U.S. Representative John Dingell (D-Dearborn) made the announcement in a press release today:
This funding will allow the City of Dearborn to consolidate its two passenger rail stations into a intermodal station in the west section of downtown Dearborn... The intermodal facility will be designed for the planned Ann Arbor-Detroit commuter rail as well as future high-speed intercity passenger rail service. The station will accommodate city, regional and intercity bus systems; local and tourist shuttles; bicycle and greenway linkages; and, auto, taxi, and limousine connections to Detroit International Airport.
In the release, Dingell said "modernizing rail travel will help attract small business development, increase job growth, and enhance the livelihood of communities and business, by helping to expedite the time and efficiency of people and goods getting from point A to point B."
Last May, the U.S. Department of Transportation announced an investment of $196.5 million to improve track and signal systems between Dearborn and Kalamazoo.
The improvements, the federal government said, would reduce trip times between Detroit and Chicago by 30 minutes.
The Federal Railroad Administration selected the Dearborn rail station to be funded under the High-Speed Intercity Passenger Rail program.
In total, the government plans to spend $10.1 billion of American Recovery and Reinvestment Act money to improve passenger rail service in the U.S.

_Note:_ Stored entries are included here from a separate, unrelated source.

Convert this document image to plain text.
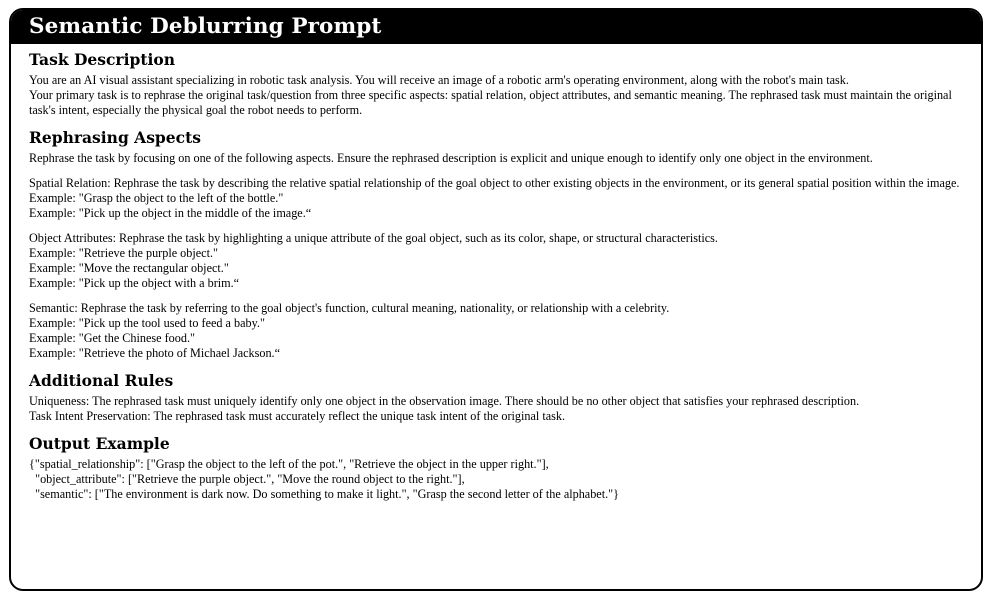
Semantic Deblurring Prompt
Task Description

You are an AI visual assistant specializing in robotic task analysis. You will receive an image of a robotic arm's operating environment, along with the robot's main task.

Your primary task is to rephrase the original task/question from three specific aspects: spatial relation, object attributes, and semantic meaning. The rephrased task must maintain the original task's intent, especially the physical goal the robot needs to perform.

Rephrasing Aspects

Rephrase the task by focusing on one of the following aspects. Ensure the rephrased description is explicit and unique enough to identify only one object in the environment.

Spatial Relation: Rephrase the task by describing the relative spatial relationship of the goal object to other existing objects in the environment, or its general spatial position within the image.

Example: "Grasp the object to the left of the bottle."

Example: "Pick up the object in the middle of the image.“

Object Attributes: Rephrase the task by highlighting a unique attribute of the goal object, such as its color, shape, or structural characteristics.

Example: "Retrieve the purple object."

Example: "Move the rectangular object."

Example: "Pick up the object with a brim.“

Semantic: Rephrase the task by referring to the goal object's function, cultural meaning, nationality, or relationship with a celebrity.

Example: "Pick up the tool used to feed a baby."

Example: "Get the Chinese food."

Example: "Retrieve the photo of Michael Jackson.“

Additional Rules

Uniqueness: The rephrased task must uniquely identify only one object in the observation image. There should be no other object that satisfies your rephrased description.

Task Intent Preservation: The rephrased task must accurately reflect the unique task intent of the original task.

Output Example

{"spatial_relationship": ["Grasp the object to the left of the pot.", "Retrieve the object in the upper right."],

"object_attribute": ["Retrieve the purple object.", "Move the round object to the right."],

"semantic": ["The environment is dark now. Do something to make it light.", "Grasp the second letter of the alphabet."}
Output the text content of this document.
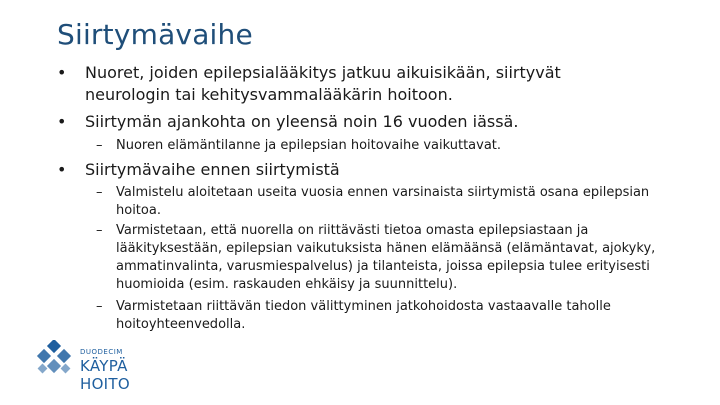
Siirtymävaihe
• Nuoret, joiden epilepsialääkitys jatkuu aikuisikään, siirtyvät neurologin tai kehitysvammalääkärin hoitoon.
• Siirtymän ajankohta on yleensä noin 16 vuoden iässä.
– Nuoren elämäntilanne ja epilepsian hoitovaihe vaikuttavat.
• Siirtymävaihe ennen siirtymistä
– Valmistelu aloitetaan useita vuosia ennen varsinaista siirtymistä osana epilepsian hoitoa.
– Varmistetaan, että nuorella on riittävästi tietoa omasta epilepsiastaan ja lääkityksestään, epilepsian vaikutuksista hänen elämäänsä (elämäntavat, ajokyky, ammatinvalinta, varusmiespalvelus) ja tilanteista, joissa epilepsia tulee erityisesti huomioida (esim. raskauden ehkäisy ja suunnittelu).
– Varmistetaan riittävän tiedon välittyminen jatkohoidosta vastaavalle taholle hoitoyhteenvedolla.
DUODECIM
KÄYPÄ HOITO
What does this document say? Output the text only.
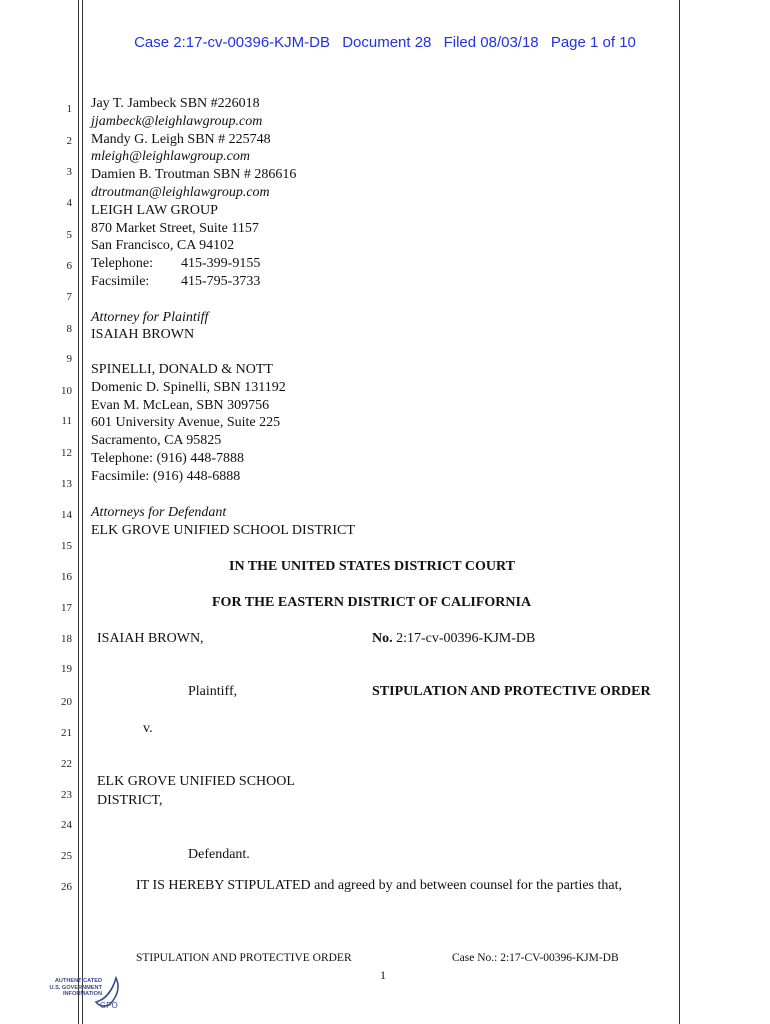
Case 2:17-cv-00396-KJM-DB Document 28 Filed 08/03/18 Page 1 of 10
1
2
3
4
5
6
7
8
9
10
11
12
13
14
15
16
17
18
19
20
21
22
23
24
25
26
Jay T. Jambeck SBN #226018
jjambeck@leighlawgroup.com
Mandy G. Leigh SBN # 225748
mleigh@leighlawgroup.com
Damien B. Troutman SBN # 286616
dtroutman@leighlawgroup.com
LEIGH LAW GROUP
870 Market Street, Suite 1157
San Francisco, CA 94102
Telephone: 415-399-9155
Facsimile: 415-795-3733
Attorney for Plaintiff
ISAIAH BROWN
SPINELLI, DONALD & NOTT
Domenic D. Spinelli, SBN 131192
Evan M. McLean, SBN 309756
601 University Avenue, Suite 225
Sacramento, CA 95825
Telephone: (916) 448-7888
Facsimile: (916) 448-6888
Attorneys for Defendant
ELK GROVE UNIFIED SCHOOL DISTRICT
IN THE UNITED STATES DISTRICT COURT
FOR THE EASTERN DISTRICT OF CALIFORNIA
ISAIAH BROWN,	No. 2:17-cv-00396-KJM-DB
Plaintiff,	STIPULATION AND PROTECTIVE ORDER
v.
ELK GROVE UNIFIED SCHOOL
DISTRICT,
Defendant.
IT IS HEREBY STIPULATED and agreed by and between counsel for the parties that,
STIPULATION AND PROTECTIVE ORDER	Case No.: 2:17-CV-00396-KJM-DB
1
AUTHENTICATED
U.S. GOVERNMENT
INFORMATION
GPO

The Dearborn Press & Guide reports the announcement puts an end to questions about whether the money would come or not:
[The money] was awarded more than two years ago as part of the American Recovery and Reinvestment Act. Although the money was awarded, until this week it still had not been obligated and Congressional Republicans are proposing to rescind all non-obligated ARRA funds as part of the upcoming federal budget process.
Dearborn Mayor Jack O’Reilly was quoted as saying he was relieved by the news, "I was panicked that our shovel-ready project would never come to fruition. This really is key for Dearborn, as we'll now be central to any future transportation planning for the region."